# Cynotilapia White Top Hara?



## nikelodeon79 (Nov 27, 2007)

Is this a Cyno White Top?









I'm talking about the dark colored fish in the middle of the picture. It just looks so different than the rest of the white tops...


----------



## noki (Jun 13, 2003)

the darker one looks more like a "Red Top Zebra" of some sort


----------



## nikelodeon79 (Nov 27, 2007)

The seller I bought it from also breeds the following:

Metriaclima zebra sp. "Red Top"
Cynotialpia Mbamba 
Ps. Demasoni 
Maingano 
Melanochromis Auratus

Do you think it is one of the above fish, or could it still be a Cyno White Top? It does kind of look like a zebra red top. :-(

Will this cause a problem in my tank, aggression wise? Also, I don't want hybrids. I'm not very familiar with the zebra red tops. Do you think the above fish is a female, or a male? It seems to be the most aggressive fish in the tank.


----------



## nikelodeon79 (Nov 27, 2007)

Here are some more pics of my unidentified cichlid. He gets a really cool color when he gets mad!









































(he's the one on the lower right)


----------



## yogurtpooh (Jul 28, 2005)

not white top hara


----------



## nikelodeon79 (Nov 27, 2007)

That's what I thought. Any ideas what he really is? (I say "he" because with the way he guards his territory, I'm assuming the fish is male).


----------



## noki (Jun 13, 2003)

most very likely Metriaclima zebra sp. "Red Top"

Cynotilapia Mbamba... Cynotilapia of some sort is possible but it doesn't look like a Mbamba to me

... and if you think it has any REMOTE chance of being one of these 3 species below you are not trying very hard! 
Ps. Demasoni 
Maingano 
Melanochromis Auratus

if it a male it will color up, if female it will never be very colorful


----------



## nikelodeon79 (Nov 27, 2007)

:lol: I didn't think it was, but I thought I'd post a complete list of all the species the seller has offered for sale in the past...
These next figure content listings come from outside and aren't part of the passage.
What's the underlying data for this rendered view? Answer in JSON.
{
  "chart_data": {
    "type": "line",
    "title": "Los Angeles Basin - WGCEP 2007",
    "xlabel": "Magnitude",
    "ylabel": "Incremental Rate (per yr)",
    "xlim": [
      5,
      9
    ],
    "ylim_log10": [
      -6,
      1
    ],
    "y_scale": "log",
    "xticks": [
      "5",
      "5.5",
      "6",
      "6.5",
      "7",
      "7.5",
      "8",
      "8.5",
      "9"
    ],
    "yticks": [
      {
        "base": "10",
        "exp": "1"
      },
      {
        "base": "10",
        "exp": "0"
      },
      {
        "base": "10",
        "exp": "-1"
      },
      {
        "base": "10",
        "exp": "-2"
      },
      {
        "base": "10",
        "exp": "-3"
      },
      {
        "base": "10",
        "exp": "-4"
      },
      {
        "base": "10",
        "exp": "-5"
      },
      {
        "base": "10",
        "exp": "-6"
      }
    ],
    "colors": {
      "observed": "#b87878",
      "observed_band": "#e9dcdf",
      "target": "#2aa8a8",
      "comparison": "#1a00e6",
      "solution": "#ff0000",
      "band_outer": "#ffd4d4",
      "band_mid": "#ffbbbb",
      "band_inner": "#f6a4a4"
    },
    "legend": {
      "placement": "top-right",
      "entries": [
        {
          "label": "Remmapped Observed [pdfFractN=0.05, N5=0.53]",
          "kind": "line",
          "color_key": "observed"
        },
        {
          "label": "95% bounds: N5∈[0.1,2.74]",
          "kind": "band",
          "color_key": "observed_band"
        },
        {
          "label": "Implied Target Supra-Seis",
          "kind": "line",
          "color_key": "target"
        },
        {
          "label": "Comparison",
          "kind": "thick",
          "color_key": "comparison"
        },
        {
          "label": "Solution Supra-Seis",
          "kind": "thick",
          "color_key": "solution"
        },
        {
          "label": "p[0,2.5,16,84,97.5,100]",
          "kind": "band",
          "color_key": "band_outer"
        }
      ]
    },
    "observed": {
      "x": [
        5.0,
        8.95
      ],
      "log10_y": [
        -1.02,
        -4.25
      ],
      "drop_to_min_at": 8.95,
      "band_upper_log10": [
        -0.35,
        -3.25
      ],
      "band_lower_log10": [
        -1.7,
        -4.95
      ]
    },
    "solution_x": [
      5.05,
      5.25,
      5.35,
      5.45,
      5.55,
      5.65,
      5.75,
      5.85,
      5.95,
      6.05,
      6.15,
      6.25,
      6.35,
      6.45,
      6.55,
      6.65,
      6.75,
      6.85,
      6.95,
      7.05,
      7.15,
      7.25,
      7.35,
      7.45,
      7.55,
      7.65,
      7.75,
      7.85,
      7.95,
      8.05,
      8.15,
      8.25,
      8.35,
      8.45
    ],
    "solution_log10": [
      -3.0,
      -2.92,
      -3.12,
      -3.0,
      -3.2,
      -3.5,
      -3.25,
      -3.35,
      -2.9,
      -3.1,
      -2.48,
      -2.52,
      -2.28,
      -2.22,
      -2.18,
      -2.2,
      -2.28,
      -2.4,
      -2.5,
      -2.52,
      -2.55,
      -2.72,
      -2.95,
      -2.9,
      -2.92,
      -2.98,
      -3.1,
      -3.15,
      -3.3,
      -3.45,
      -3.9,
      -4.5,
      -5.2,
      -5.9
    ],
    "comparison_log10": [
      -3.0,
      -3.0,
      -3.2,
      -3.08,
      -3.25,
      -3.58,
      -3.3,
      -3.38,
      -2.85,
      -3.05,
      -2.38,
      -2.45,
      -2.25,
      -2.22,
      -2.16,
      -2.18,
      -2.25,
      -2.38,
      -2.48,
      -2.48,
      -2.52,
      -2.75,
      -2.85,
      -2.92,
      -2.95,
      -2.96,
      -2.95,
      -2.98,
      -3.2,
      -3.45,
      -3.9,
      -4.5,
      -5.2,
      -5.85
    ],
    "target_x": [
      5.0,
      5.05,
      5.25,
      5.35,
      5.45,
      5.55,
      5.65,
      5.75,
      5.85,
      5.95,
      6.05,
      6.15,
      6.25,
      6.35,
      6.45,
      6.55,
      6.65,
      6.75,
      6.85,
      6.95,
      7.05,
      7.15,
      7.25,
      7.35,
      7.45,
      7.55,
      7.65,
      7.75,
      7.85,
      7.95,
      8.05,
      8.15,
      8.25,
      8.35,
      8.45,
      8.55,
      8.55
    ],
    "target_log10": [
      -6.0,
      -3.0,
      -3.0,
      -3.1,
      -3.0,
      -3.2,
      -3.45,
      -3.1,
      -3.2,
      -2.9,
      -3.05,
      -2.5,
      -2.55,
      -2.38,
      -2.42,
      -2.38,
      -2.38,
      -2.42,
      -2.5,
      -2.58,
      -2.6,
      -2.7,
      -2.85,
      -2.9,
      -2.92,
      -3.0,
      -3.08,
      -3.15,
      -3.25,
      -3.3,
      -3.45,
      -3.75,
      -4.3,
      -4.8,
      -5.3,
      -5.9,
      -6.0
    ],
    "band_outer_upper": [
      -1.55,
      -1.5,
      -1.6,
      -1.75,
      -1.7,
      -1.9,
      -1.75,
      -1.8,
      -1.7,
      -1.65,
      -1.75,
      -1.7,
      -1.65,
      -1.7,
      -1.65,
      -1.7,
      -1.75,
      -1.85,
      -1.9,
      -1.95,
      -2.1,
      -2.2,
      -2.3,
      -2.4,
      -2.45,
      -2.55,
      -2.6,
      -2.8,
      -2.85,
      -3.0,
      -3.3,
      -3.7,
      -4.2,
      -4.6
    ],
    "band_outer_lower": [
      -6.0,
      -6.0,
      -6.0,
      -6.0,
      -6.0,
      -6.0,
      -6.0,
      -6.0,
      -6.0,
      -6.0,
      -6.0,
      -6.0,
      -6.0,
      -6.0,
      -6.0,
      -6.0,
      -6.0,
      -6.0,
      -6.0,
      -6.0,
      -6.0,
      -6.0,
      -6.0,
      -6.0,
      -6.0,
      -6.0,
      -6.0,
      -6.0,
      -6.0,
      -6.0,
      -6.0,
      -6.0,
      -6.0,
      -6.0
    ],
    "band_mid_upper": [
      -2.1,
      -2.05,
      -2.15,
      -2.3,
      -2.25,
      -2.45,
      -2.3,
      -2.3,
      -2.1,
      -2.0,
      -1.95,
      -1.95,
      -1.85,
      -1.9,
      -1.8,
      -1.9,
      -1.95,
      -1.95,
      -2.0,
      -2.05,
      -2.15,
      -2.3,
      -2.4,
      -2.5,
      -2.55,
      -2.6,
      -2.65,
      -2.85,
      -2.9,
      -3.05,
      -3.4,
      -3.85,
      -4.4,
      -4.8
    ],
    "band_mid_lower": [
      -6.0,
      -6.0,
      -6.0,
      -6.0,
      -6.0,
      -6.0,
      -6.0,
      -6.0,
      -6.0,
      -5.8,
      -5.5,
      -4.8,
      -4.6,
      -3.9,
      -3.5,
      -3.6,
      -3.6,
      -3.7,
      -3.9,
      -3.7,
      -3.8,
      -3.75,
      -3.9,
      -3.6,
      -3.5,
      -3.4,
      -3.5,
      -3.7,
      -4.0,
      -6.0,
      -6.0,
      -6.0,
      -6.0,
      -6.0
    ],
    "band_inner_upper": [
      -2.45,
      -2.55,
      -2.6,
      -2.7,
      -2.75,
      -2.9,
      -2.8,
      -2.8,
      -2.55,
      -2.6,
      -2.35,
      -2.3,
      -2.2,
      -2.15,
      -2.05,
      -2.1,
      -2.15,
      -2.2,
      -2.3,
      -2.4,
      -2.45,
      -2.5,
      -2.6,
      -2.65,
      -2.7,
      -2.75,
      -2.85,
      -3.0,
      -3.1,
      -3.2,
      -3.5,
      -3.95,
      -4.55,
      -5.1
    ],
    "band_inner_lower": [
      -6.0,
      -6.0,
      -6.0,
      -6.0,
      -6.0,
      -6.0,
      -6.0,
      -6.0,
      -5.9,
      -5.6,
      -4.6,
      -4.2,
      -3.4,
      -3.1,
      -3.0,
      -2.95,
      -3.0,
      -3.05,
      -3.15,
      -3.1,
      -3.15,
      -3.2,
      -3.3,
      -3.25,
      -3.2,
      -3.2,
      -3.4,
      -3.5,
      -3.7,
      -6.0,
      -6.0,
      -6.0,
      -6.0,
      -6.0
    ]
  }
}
I contacted the seller and he said the only fish that could've possibly made it's way into the shipment would be a Cyno. Mbamba


----------



## noki (Jun 13, 2003)

In the last few pics the fish is darker, does it look like it is getting a light blaze on the forehead? Thsat would be the sign of a male Mbamba.


----------



## nikelodeon79 (Nov 27, 2007)

The fish gets very dark when he is mad, and yellow barring shows up on his forehead. He also start to look like his back has been dipped in gold. That's why it seems to me as if the fish is male.. :-(

I guess I'll have to get a new tank for him and pick up some females. Any ideas on other species to keep? Or what size tank I should get?


----------



## Adrnalnrsh (Mar 18, 2008)

Definitely Cynotilapia Mbamba as I have some that look exactly the same.


----------



## cichlidaholic (Dec 7, 2005)

There are several different locales for the Cynotilapia Mbamba. I would hope the seller would be a bit more specific! :wink:

It's a young fish, right?

I had both the Chitende Island variant and the Nkhata Bay variant for quite some time.

This one looks much like the Chitende Island females did as mature fish. Young Nkhata Bay juveniles looked alot like that, but as they matured, they darkened considerably.

It's going to be impossible to say for sure what it is unless your breeder only has one variant and you can get the females from them.

Kim


----------